J'estime que le demandeur serait actuellement exposé à une menace à sa vie ou à une menace à sa sécurité personnelle en Irak et en Tunisie. Il existe un vide au plan de la sécurité en Irak à l'heure actuelle et la Tunisie n'offre pas actuellement une protection étatique suffisante pour quelqu'un ayant le profil du demandeur.

8. Résultats de l'examen

J'estime que, en ce moment, le demandeur serait exposé à une menace à sa vie ou à une menace à sa sécurité personnelle s'il était renvoyé en Irak ou en Tunisie.

(Dossier du tribunal, pages 140 et 141)           

C. La norme de contrôle

[7]                Il est entendu que la norme de contrôle applicable à l'examen d'une demande fondée sur des raisons d'ordre humanitaire est celle de la décision raisonnable simpliciter (Baker c. Canada (Ministre de la Citoyenneté et de l'Immigration) (1991), 174 D.L.R. (4th) 193 (C.S.C.)).

D. La décision d'ordre humanitaire donne-t-elle matière à révision?

[8]                Dans sa décision, l'agent d'immigration raconte longuement et en détail les antécédents personnels du demandeur et accorde moins d'importance à la situation actuelle du demandeur et des membres de sa famille. Il ressort clairement que, pour arriver à sa conclusion dans cette décision, l'agent a accordé une grande importance à la conduite du demandeur dans le passé et, en particulier, au fait qu'il avait été déclaré exclu parce qu'il avait commis des crimes contre l'humanité.

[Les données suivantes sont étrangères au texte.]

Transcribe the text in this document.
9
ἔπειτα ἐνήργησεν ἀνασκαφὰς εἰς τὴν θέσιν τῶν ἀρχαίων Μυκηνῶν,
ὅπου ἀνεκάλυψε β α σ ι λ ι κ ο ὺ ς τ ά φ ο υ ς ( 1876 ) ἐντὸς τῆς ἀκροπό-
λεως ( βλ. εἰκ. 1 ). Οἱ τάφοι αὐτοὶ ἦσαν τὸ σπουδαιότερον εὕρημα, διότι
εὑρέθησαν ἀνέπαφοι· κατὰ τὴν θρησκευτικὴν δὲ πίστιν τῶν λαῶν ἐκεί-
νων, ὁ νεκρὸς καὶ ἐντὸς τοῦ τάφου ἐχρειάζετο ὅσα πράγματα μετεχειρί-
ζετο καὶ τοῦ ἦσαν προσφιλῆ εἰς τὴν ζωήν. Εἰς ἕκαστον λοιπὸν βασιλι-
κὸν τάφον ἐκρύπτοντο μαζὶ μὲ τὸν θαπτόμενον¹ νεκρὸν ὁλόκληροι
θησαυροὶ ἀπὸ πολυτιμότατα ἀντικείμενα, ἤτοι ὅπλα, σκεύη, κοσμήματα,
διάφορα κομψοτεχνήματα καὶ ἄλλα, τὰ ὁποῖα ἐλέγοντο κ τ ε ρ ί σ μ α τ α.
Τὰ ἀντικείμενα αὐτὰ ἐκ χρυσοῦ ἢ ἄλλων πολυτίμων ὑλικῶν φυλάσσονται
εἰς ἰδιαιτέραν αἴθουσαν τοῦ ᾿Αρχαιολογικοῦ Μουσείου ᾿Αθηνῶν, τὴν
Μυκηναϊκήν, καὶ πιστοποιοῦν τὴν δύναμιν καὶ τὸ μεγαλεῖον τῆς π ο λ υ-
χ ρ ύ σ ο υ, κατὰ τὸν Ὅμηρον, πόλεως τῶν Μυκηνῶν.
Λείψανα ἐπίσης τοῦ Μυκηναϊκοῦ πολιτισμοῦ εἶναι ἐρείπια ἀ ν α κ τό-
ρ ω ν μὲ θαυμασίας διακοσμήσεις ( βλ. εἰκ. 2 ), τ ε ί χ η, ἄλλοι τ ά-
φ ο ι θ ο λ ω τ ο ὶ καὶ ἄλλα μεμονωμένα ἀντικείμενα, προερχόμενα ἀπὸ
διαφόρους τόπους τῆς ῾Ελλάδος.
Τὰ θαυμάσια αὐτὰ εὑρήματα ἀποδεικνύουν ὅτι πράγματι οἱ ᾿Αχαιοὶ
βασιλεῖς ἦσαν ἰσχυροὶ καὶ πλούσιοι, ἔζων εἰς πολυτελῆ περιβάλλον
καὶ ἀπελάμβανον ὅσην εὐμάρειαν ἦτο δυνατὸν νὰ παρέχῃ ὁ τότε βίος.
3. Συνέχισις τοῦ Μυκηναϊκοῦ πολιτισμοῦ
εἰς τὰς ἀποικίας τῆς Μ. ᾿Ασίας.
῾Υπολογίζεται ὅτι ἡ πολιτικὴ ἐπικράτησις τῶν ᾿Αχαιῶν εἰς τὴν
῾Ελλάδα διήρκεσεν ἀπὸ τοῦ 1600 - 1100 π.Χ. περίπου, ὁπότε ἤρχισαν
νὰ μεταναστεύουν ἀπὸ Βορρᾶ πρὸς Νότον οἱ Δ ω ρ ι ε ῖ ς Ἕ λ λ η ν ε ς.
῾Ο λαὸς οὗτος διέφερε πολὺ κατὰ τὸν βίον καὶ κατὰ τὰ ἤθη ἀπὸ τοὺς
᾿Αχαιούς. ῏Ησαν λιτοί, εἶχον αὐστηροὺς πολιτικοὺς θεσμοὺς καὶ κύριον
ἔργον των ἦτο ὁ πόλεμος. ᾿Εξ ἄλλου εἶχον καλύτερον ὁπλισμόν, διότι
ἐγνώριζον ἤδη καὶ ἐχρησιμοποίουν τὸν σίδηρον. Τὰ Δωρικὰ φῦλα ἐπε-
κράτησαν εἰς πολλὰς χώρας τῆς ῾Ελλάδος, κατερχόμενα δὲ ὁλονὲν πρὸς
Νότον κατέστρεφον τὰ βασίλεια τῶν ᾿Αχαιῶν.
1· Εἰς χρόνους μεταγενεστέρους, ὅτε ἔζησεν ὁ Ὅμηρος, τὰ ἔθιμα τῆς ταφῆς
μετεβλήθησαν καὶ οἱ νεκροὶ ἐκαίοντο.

[9]                Le demandeur ne nie pas qu'il était loisible à l'agent d'apprécier sa situation, ainsi que celle de sa famille, par rapport à l'intérêt public. D'ailleurs, à l'appui de cette observation, l'avocate du défendeur cite l'extrait suivant de la décision Legault c. Canada 212 D.L.R. (4th) 139 :

[17] Le Parlement a choisi, au paragraphe 114(2), de restreindre l'exercice de la discrétion aux seuls cas où il existe des raisons d'ordre humanitaire. Une fois ces raisons établies, le ministre peut accorder la dispense, mais il peut aussi ne pas l'accorder. C'est l'essence même de sa discrétion, laquelle s'exerce dans le contexte général des lois et politiques canadiennes d'immigration. Le ministre peut ne pas accorder la dispense quand il est d'avis que des considérations d'intérêt public l'emportent sur les raisons d'ordre humanitaire.

Toutefois, l'avocate du demandeur allègue que, dans la décision rendue par l'agent, la spécificité des considérations prises en compte pour en arriver à la décision que l'intérêt public prédomine est insuffisante. En particulier, l'avocate du demandeur soutient que l'agent aurait dû précisément prendre en compte le dossier sans tache du demandeur au Canada. Même s'il apparaît dans la décision que la conduite du demandeur au Canada s'est vu accorder peu d'importance comparativement à sa conduite dans le passé, j'estime qu'il était loisible à l'agent de tirer cette conclusion. Par conséquent, je ne vois aucune erreur dans la décision d'accorder la prépondérance à l'intérêt public.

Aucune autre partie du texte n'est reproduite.